La bataille eut lieu dans la partie centrale du milieu de terrain, et tourna plus précisément autour de Nestor Ortigoza : c'est un excellent meneur de jeu reculé, avec une grande qualité de passe longue ou courte, et c'est surtout celui qui dicte le tempo paraguayen. Il ralentit le jeu par des passes intelligentes, mais il manque de mobilité, ce n'est pas un joueur adapté à un rythme élevé. Martino le sait et il n'utilise pas Ortigoza quand il a besoin de volume de jeu : il n'a pas été aligné lors du quart de finale face au Brésil, où l'équipe a cherché à exercer un pressing important.

Le fait qu'il ait été aligné cette fois nous dit tout à propos de l'idée de Martino. Il voulait un match lent, et Tabarez en avait conscience. En réponse, Tabarez donna à Diego Perez et Egidio Arevalo la permission de jouer plus haut que d'habitude – peut-être parce que les milieux paraguayens étaient peu offensifs – intervenant ainsi très vite sur les milieux adverses. Arevalo, peut-être le meilleur joueur Uruguayen de cette Copa, fut plutôt actif sur la gauche, et avait donc la responsabilité de bloquer Ortigoza.

L'action du 2ème but – où Arevalo pressa Ortigoza, gagna la balle, puis décala Diego Forlan à la finition – a résumé assez joliment cette bataille tactique. Ce fut assez proche de la façon avec laquelle Yaya Touré a mis en danger Michael Carrick en demi-finale de la Cup. L'intelligent meneur de jeu reculé a besoin de temps avec la balle, tandis qu'un un joueur physique et déterminé tente de l'en priver. C'est souvent de cette façon que la lutte pour le contrôle du rythme se produit au milieu, mais il est rare qu'une telle action débouche directement sur un but.

Manque de largeur

Martino a fait une erreur dans sa composition d'équipe qui a participé à la défaillance d'Ortigoza. Avec Zeballos se déplaçant rapidement dans l'axe – avec, honnêtement, peu d'impact – le Paraguay se retrouvait avec 4 milieux axiaux n'apportant aucune largeur. C'est un gâchis énorme de faire jouer Ortigoza, habitué à distribuer des passes dans les espaces libres, sans avoir aucun joueur capable de se déplacer dans ces zones pour les recevoir.


Les 2 problèmes d'Ortigoza: (1) Le pressing d'Arevalo. (2) L'absence de solutions vers l'avant.
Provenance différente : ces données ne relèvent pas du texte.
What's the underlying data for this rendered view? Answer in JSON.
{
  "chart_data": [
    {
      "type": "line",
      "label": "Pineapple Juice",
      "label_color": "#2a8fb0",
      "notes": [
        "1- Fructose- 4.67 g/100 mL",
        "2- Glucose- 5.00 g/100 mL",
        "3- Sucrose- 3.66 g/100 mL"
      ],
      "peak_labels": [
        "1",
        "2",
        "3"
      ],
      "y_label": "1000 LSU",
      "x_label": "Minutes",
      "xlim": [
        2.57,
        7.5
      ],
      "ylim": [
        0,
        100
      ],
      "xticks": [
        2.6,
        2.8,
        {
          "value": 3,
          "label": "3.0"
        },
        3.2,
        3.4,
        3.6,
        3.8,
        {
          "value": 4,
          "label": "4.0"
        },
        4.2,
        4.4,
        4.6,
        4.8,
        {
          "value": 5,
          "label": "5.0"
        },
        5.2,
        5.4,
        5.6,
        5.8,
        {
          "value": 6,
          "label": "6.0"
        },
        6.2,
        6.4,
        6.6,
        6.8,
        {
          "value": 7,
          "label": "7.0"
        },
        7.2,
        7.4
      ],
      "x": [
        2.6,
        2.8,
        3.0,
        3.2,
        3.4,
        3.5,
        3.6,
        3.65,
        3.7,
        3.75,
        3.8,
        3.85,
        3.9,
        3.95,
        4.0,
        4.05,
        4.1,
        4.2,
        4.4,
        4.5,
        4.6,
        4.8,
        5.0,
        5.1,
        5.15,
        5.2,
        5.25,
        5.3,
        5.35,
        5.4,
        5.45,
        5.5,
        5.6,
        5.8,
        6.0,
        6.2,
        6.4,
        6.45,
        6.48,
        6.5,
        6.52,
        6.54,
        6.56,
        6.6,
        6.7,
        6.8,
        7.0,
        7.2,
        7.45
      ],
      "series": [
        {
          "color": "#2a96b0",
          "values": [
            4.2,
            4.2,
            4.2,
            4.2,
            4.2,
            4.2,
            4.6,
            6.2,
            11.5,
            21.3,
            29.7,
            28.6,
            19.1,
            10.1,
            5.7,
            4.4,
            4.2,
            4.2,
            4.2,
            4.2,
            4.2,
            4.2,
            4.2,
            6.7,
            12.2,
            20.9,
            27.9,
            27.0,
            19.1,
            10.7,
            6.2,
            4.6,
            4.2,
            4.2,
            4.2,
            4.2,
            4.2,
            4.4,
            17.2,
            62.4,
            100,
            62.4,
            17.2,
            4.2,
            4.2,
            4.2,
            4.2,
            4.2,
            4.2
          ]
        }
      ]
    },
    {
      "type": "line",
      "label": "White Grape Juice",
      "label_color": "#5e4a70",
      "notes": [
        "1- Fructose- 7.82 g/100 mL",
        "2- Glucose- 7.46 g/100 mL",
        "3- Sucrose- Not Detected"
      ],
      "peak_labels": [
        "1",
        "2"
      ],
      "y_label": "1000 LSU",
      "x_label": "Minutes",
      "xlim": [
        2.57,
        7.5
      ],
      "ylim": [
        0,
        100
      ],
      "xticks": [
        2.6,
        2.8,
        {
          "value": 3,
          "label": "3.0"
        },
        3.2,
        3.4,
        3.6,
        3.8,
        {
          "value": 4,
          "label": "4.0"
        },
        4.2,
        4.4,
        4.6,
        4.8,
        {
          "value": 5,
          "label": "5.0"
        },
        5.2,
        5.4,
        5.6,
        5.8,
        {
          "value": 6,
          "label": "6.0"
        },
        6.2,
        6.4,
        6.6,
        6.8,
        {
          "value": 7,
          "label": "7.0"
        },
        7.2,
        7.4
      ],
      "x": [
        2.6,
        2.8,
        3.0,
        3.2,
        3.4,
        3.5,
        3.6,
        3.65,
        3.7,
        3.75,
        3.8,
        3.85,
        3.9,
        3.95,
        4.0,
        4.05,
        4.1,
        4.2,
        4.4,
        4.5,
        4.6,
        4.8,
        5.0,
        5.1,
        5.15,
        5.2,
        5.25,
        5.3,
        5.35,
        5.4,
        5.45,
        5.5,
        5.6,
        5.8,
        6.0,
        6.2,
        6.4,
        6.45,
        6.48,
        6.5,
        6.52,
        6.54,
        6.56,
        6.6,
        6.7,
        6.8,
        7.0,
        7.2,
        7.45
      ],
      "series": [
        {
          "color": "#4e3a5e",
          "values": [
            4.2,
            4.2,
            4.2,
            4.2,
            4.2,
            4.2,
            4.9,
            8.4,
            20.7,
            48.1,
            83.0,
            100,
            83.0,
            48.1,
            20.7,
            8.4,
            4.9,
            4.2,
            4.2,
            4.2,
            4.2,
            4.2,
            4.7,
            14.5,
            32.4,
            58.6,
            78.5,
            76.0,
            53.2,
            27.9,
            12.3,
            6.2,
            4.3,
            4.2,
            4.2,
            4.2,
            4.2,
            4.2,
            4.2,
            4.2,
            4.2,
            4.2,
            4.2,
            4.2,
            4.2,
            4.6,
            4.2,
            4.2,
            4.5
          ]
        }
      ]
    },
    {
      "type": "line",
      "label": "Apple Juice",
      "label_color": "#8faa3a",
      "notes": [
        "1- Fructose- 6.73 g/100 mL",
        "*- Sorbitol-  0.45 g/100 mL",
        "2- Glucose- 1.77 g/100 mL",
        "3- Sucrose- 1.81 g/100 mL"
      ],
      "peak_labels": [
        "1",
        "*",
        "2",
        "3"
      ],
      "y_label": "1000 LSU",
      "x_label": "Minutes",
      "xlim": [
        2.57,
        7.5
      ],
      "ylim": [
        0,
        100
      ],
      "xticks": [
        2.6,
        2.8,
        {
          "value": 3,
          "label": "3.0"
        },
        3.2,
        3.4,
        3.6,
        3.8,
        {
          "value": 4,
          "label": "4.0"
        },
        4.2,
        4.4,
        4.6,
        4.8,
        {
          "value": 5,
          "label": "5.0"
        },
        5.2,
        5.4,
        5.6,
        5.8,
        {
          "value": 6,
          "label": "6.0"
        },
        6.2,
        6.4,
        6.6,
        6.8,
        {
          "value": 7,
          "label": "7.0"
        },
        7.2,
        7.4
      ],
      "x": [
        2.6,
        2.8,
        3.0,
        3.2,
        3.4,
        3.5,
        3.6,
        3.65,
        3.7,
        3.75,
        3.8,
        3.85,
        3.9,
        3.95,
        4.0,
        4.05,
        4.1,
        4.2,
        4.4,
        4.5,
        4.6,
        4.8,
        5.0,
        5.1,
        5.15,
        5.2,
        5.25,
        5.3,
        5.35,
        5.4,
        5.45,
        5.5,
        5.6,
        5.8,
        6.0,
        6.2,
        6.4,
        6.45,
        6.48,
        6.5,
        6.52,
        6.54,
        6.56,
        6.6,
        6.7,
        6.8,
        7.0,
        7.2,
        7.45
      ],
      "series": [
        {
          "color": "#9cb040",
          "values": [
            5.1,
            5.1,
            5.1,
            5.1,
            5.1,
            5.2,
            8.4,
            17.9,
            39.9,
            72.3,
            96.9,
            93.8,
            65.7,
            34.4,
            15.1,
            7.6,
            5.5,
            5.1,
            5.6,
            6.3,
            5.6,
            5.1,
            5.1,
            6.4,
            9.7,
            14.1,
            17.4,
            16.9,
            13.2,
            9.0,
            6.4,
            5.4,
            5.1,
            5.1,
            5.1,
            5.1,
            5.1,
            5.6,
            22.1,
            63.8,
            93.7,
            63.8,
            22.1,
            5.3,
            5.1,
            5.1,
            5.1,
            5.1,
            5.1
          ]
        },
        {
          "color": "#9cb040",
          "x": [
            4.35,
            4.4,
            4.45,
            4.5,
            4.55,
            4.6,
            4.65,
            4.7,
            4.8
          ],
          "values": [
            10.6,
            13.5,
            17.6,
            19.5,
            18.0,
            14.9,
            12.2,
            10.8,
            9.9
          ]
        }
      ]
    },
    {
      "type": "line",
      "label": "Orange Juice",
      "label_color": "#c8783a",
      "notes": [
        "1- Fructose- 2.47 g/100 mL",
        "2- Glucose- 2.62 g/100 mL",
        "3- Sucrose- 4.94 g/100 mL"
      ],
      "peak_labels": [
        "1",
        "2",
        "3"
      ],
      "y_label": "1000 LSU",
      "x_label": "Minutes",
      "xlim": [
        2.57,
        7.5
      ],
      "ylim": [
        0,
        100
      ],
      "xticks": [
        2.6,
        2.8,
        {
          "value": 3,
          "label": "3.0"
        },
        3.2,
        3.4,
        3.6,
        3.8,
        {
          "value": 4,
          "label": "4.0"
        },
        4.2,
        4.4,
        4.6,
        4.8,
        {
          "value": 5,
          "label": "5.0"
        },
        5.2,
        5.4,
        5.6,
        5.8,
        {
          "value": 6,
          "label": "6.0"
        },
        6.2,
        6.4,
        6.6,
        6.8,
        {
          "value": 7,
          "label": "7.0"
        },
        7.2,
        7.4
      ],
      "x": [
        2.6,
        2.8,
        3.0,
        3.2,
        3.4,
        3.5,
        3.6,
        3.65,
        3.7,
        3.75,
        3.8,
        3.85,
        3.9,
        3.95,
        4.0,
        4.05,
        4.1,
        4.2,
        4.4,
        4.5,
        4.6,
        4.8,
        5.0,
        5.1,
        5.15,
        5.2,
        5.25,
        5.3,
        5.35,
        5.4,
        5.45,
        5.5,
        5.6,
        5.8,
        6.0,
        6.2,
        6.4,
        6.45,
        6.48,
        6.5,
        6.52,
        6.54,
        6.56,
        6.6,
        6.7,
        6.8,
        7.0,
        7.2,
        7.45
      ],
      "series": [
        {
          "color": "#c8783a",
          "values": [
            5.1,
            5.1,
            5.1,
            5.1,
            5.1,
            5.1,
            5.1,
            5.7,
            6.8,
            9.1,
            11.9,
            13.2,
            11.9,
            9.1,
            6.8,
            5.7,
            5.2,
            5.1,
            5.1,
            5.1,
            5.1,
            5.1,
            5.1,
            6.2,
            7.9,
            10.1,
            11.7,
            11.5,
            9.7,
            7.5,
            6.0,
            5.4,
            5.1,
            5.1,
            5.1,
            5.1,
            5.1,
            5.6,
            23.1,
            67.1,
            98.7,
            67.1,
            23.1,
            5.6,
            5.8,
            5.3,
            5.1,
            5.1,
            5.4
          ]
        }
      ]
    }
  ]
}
Encore une fois, il s'agit d'une illustration spécifique d'un problème plus général : la volonté du Paraguay de produire un jeu de passe lent, mais en réduisant leur milieu à 4 joueurs alignés couvrant, disons 20m au lieu de 50, cela facilita le pressing uruguayen, et empêcha les guaranis de conserver la balle. Ce n'est pas un hasard si Barcelone écarte au maximum ses joueurs, augmentant la zone de jeu “active” : la bataille du milieu peut être gagnée en dominant numériquement le centre du terrain, mais il faut toujours disposer de solution pour ressortir la balle. Avec aucun joueur permettant d'étirer latéralement le jeu, et un manque d'appels vers l'avant, il est compliqué d'imaginer comment le Paraguay éspèrait porter le danger.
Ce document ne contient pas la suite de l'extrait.